We got a slow almost meditative survival film with a caveman. Young Keda, our protagonist, is played by Kodi Smit-McPhee, a young actor who has been around, one of those late teens, early twenties character actors who deserves a bigger career than he has right now. He does the heavy lifting of acting and he answers the call admirably. No one is winning any awards here but Smit-McPhee should be in the conversation for most underrated performances of 2018. Alpha doesn’t work without him. He makes you buy the relationship between Keda and the wolf, something that could have completely failed in less capable acting and directing hands.
Speaking of directing hands Albert Hughes is both an asset and hindrance to this film. Alpha loses points for a baffling decision that in fairness to Hughes also has studio decision written all over it. The opening scene is well done, action packed, ok ignore the bad CGI, and a fantastic action scene. Action scene, title card, boom. Let’s do this. Nope. We now have to flashback and meet these characters. I am really getting sick of out of order storytelling. This is one is not as baffling as Dunkirk, no need to tell that film out of order, but its so unnecessary and feels either like a studio suit or some moron at a test screening saying they want an action scene to open the film.

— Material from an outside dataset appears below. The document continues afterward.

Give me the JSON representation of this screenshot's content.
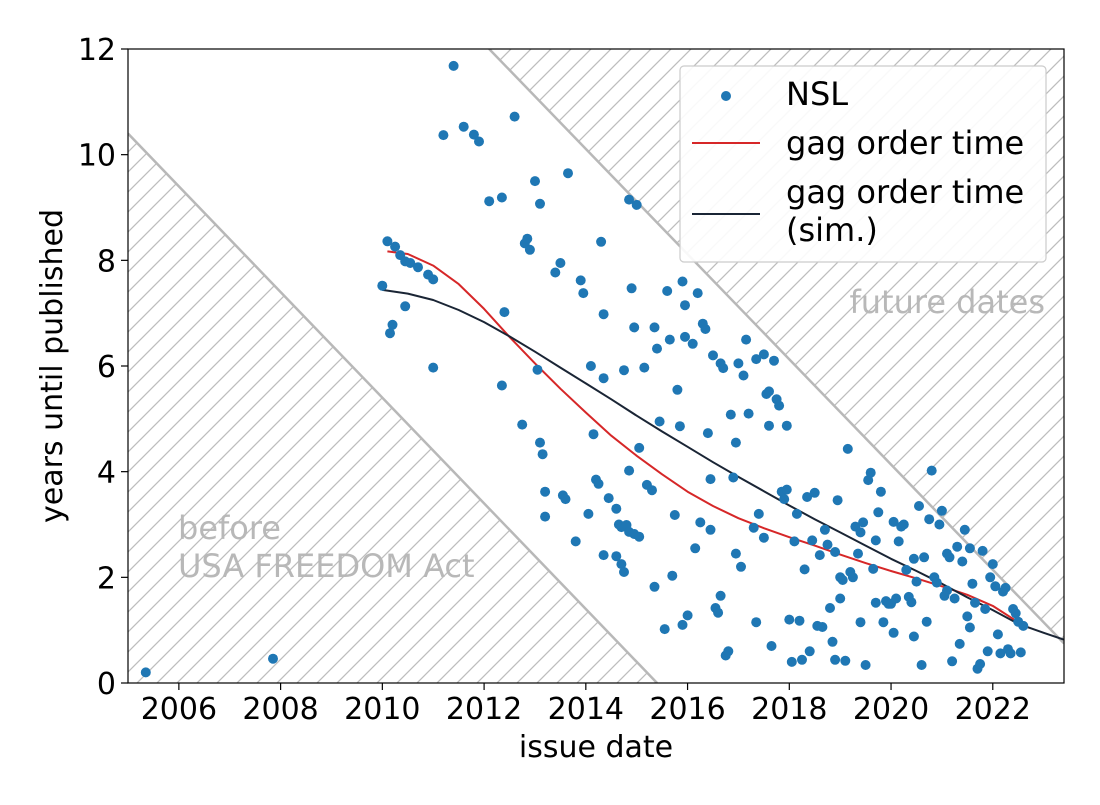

A slow build opening where we meet our characters? God forbid.
That and the CGI not being great is Alpha’s biggest weaknesses. But looking beyond we find a very tense story of survival and unlikely friendship. The dog stuff works as does the survival element. This film should be bigger but a year long delayed release and a marketing campaign completely unsure of itself seemed to doom it to box office bomb status. But word of mouth helped Alpha become a modest hit. There’s bigger films to catch up on from 2018 for sure but if you skipped Alpha, give it a shot.